Auch bedenkenswert: die Frage des Urheberrechts von Trainingsdaten und deren Verwendung ist weitgehend ungeklärt. Was, wenn das LLM urheberrechtlich geschützte Passagen weitgehend unverändert wieder als Antwort ausspuckt? Dieses Problem schwebt wie ein Damoklesschwert über der ganzen Branche, und ich gebe zu bedenken, dass die Urheberrechtsindustrie schon so manches Geschäftsmodell ruiniert hat, bevor es lukrativ und rentabel wurde. Allerdings könnte es sein, dass die KI-Industrie diesmal der Wettbewerber mit der größeren Keule ist.
Ebenfalls enttäuschend: ein seit Stunde 1 bekanntes Phänomen der LLM, das „Halluzinieren“, ist weiterhin nur bestenfalls abgemildert, aber keinesfalls gelöst. Das „Transformer“-Paper die Google-Jungs ist von 2017, GPT-3 (das erste beeindruckende LLM nach meinem Dafürhalten) ist von 2020. 5 Jahre Arbeit der klügsten und hochbezahltesten Köpfen der Welt, und keine Lösung in Sicht.
Ein Grundproblem der LLMs wird uns vermutlich noch viele Jahre begleiten: die Modelle haben keine Ahnung, zu welchem Prozentsatz ihre Antwort denn nun „richtig“ war. Das darf der Benutzer weiterhin selbst rausfinden. Und damit bedarf es einer gewissen Intelligenz des Nutzers, was aber gleichzeitig viele Anwendungsgebiete für diese Art von KI von vornherein ausschließt.
Vielleicht werden die Probleme alle mal gelöst in der näheren oder ferneren Zukunft. Vielleicht finden sich diverse Nischen, wo KI sich fest etablieren kann, gesetzt den Fall, sie wird jemals kosteneffizient einsetzbar sein – denn das ist ein weiterer möglicher Stolperstein: im Moment wird im Bereich KI ja unglaublich viel Geld verbrannt.

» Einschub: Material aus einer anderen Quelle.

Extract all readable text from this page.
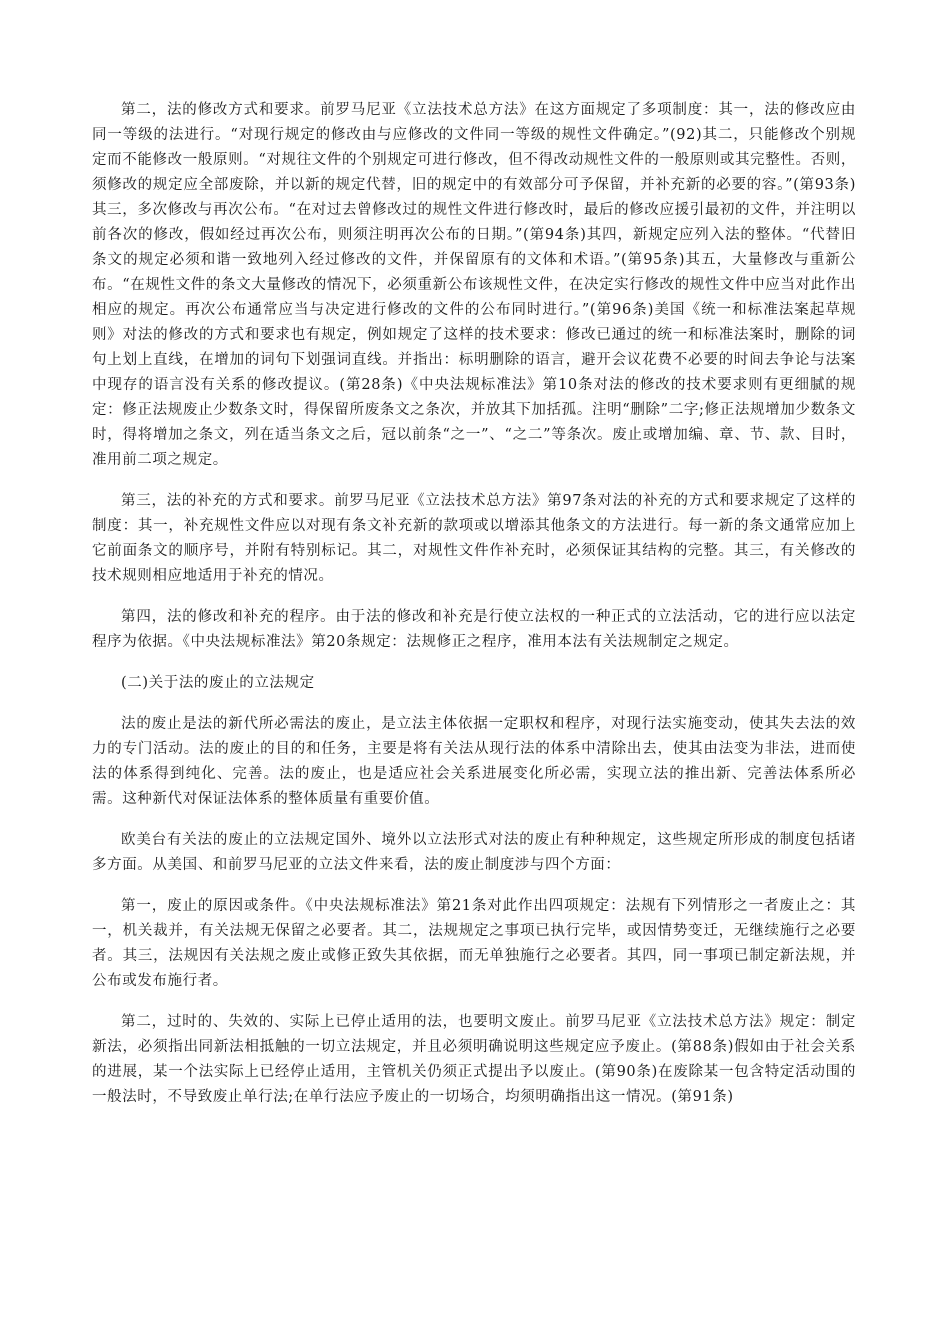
第二，法的修改方式和要求。前罗马尼亚《立法技术总方法》在这方面规定了多项制度：其一，法的修改应由同一等级的法进行。“对现行规定的修改由与应修改的文件同一等级的规性文件确定。”(92)其二，只能修改个别规定而不能修改一般原则。“对规往文件的个别规定可进行修改，但不得改动规性文件的一般原则或其完整性。否则，须修改的规定应全部废除，并以新的规定代替，旧的规定中的有效部分可予保留，并补充新的必要的容。”(第93条)其三，多次修改与再次公布。“在对过去曾修改过的规性文件进行修改时，最后的修改应援引最初的文件，并注明以前各次的修改，假如经过再次公布，则须注明再次公布的日期。”(第94条)其四，新规定应列入法的整体。“代替旧条文的规定必须和谐一致地列入经过修改的文件，并保留原有的文体和术语。”(第95条)其五，大量修改与重新公布。“在规性文件的条文大量修改的情况下，必须重新公布该规性文件，在决定实行修改的规性文件中应当对此作出相应的规定。再次公布通常应当与决定进行修改的文件的公布同时进行。”(第96条)美国《统一和标准法案起草规则》对法的修改的方式和要求也有规定，例如规定了这样的技术要求：修改已通过的统一和标准法案时，删除的词句上划上直线，在增加的词句下划强词直线。并指出：标明删除的语言，避开会议花费不必要的时间去争论与法案中现存的语言没有关系的修改提议。(第28条)《中央法规标准法》第10条对法的修改的技术要求则有更细腻的规定：修正法规废止少数条文时，得保留所废条文之条次，并放其下加括孤。注明“删除”二字;修正法规增加少数条文时，得将增加之条文，列在适当条文之后，冠以前条“之一”、“之二”等条次。废止或增加编、章、节、款、目时，准用前二项之规定。

第三，法的补充的方式和要求。前罗马尼亚《立法技术总方法》第97条对法的补充的方式和要求规定了这样的制度：其一，补充规性文件应以对现有条文补充新的款项或以增添其他条文的方法进行。每一新的条文通常应加上它前面条文的顺序号，并附有特别标记。其二，对规性文件作补充时，必须保证其结构的完整。其三，有关修改的技术规则相应地适用于补充的情况。

第四，法的修改和补充的程序。由于法的修改和补充是行使立法权的一种正式的立法活动，它的进行应以法定程序为依据。《中央法规标准法》第20条规定：法规修正之程序，准用本法有关法规制定之规定。

(二)关于法的废止的立法规定

法的废止是法的新代所必需法的废止，是立法主体依据一定职权和程序，对现行法实施变动，使其失去法的效力的专门活动。法的废止的目的和任务，主要是将有关法从现行法的体系中清除出去，使其由法变为非法，进而使法的体系得到纯化、完善。法的废止，也是适应社会关系进展变化所必需，实现立法的推出新、完善法体系所必需。这种新代对保证法体系的整体质量有重要价值。

欧美台有关法的废止的立法规定国外、境外以立法形式对法的废止有种种规定，这些规定所形成的制度包括诸多方面。从美国、和前罗马尼亚的立法文件来看，法的废止制度涉与四个方面：

第一，废止的原因或条件。《中央法规标准法》第21条对此作出四项规定：法规有下列情形之一者废止之：其一，机关裁并，有关法规无保留之必要者。其二，法规规定之事项已执行完毕，或因情势变迁，无继续施行之必要者。其三，法规因有关法规之废止或修正致失其依据，而无单独施行之必要者。其四，同一事项已制定新法规，并公布或发布施行者。

第二，过时的、失效的、实际上已停止适用的法，也要明文废止。前罗马尼亚《立法技术总方法》规定：制定新法，必须指出同新法相抵触的一切立法规定，并且必须明确说明这些规定应予废止。(第88条)假如由于社会关系的进展，某一个法实际上已经停止适用，主管机关仍须正式提出予以废止。(第90条)在废除某一包含特定活动围的一般法时，不导致废止单行法;在单行法应予废止的一切场合，均须明确指出这一情况。(第91条)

Es gibt zahlreiche Parallelentwicklungen und Sackgassen, es steht quasi beliebig viel Investorengeld zur Verfügung, so dass man „erst mal machen“ kann, ohne auf die Wirtschaftlichkeit zu achten. Wenn die KI aber dann mal erwachsen wird, erst dann wird sich herausstellen, ob das Erledigen von Aufgaben, sei es selbständig oder unterstützend, wirtschaftlich sinnvoll möglich ist. Ausgehend vom Status Quo (wieviel Rechenleistung ist notwendig, was kostet das Training, was kostet die Berechnung, was waren die Fortschritte in den letzten 5 Jahren) komme ich jedenfalls zum Schluss, dass die „Artificial General Intelligence“, die manche schon länger prophezeien, noch sehr sehr weit entfernt ist. Ich würde sogar sagen: zu meinen Lebzeiten (optimistisch gerechnet: die nächsten 50 Jahre) werden wir das nicht erleben. NVidia wird es egal sein: schon zu Goldgräberzeiten wurden vor allem die Verkäufer der Werkzeuge reich und nur die allerwenigsten Nutzer der Werkzeuge.
So. Endlich mal wieder eine gescheite Vorhersage. Auf Wiedervorlage in 10 Jahren.